Sometimes we could double the rope on the Tyrolean traverse so we could
retrieve it from the land side, but more often, including on this occasion, Nigel
had to take down the rope and simply swim back with us two hauling on the rope
to draw him back to land. All this messing about had taken a few hours and we
ran back up to the track to fortunately catch the driver heading back from Cape
Wrath towards the end of the afternoon with just enough space for three damp
but elated Bradford Lads to squeeze in.

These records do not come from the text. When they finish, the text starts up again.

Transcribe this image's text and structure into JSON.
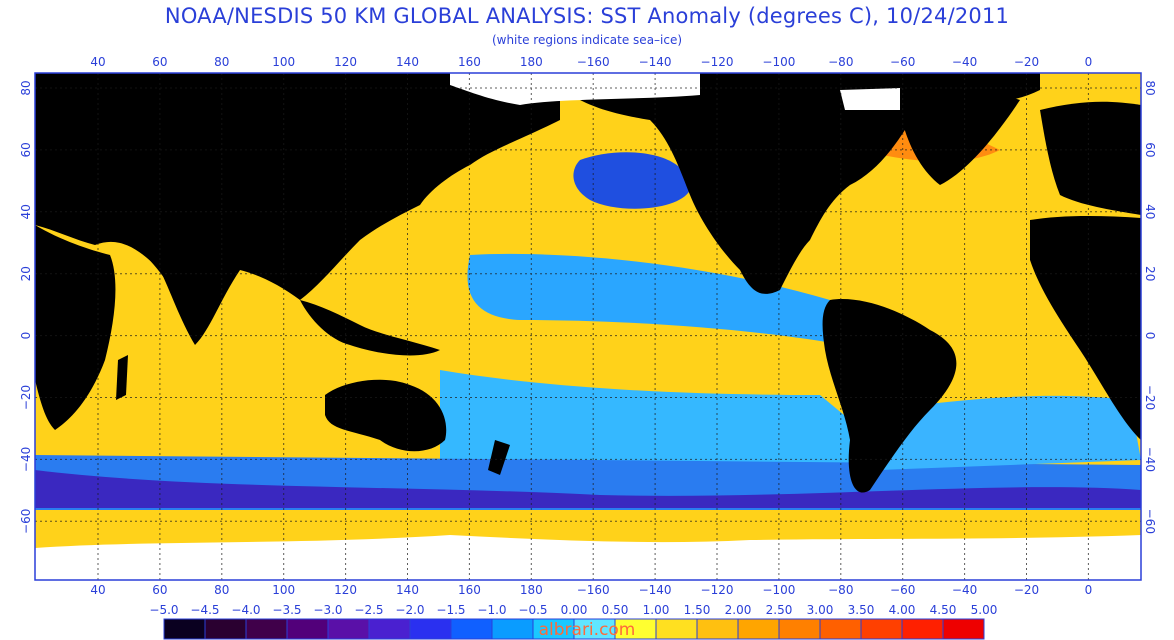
{
  "header": {
    "title": "NOAA/NESDIS 50 KM GLOBAL ANALYSIS: SST Anomaly (degrees C), 10/24/2011",
    "subtitle": "(white regions indicate sea–ice)"
  },
  "map": {
    "lon_ticks": [
      "40",
      "60",
      "80",
      "100",
      "120",
      "140",
      "160",
      "180",
      "−160",
      "−140",
      "−120",
      "−100",
      "−80",
      "−60",
      "−40",
      "−20",
      "0"
    ],
    "lat_ticks": [
      "80",
      "60",
      "40",
      "20",
      "0",
      "−20",
      "−40",
      "−60"
    ],
    "land_color": "#000000",
    "ice_color": "#ffffff",
    "frame_color": "#2a3fd8"
  },
  "colorbar": {
    "labels": [
      "−5.0",
      "−4.5",
      "−4.0",
      "−3.5",
      "−3.0",
      "−2.5",
      "−2.0",
      "−1.5",
      "−1.0",
      "−0.5",
      "0.00",
      "0.50",
      "1.00",
      "1.50",
      "2.00",
      "2.50",
      "3.00",
      "3.50",
      "4.00",
      "4.50",
      "5.00"
    ],
    "colors": [
      "#0a0020",
      "#2a0030",
      "#40004a",
      "#52007a",
      "#5a10a8",
      "#4a20d0",
      "#2a30f0",
      "#1060ff",
      "#0a9cff",
      "#1ac8ff",
      "#60e6ff",
      "#ffff30",
      "#ffe020",
      "#ffc010",
      "#ffa500",
      "#ff8000",
      "#ff6000",
      "#ff4000",
      "#ff2000",
      "#ee0000"
    ]
  },
  "watermark": "albrari.com"
}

It is a privilege to enjoy such a
lifelong friendship based on shared adventures and we have been able to adjust
our ambitions to suit our changing levels of fitness and openness to risk. Above
all our gritstone and sea stack adventures were relatively cheap and cheerful
and reasonably local, avoiding the large carbon footprint of flights. Having an
adventure after work or within a weekend trip makes it more family friendly and
affordable. More recent Bradford Lads trips to snowy summits in the Alps,
downhill mountain biking and via ferrattas in the Dolomites all have their
appeal and fond memories, but the tough local gritstone summer evening climbs
and the truly adventurous sea stacks of our relative youth were our cheap and
cheerful ‘glory days’ as Bruce would have it.
Mark and I will now part from our sister ship
Tami Nori and say farewell to Peter and Nuala who are sailing west to Inverness. We will continue our journey towards Cape Wrath.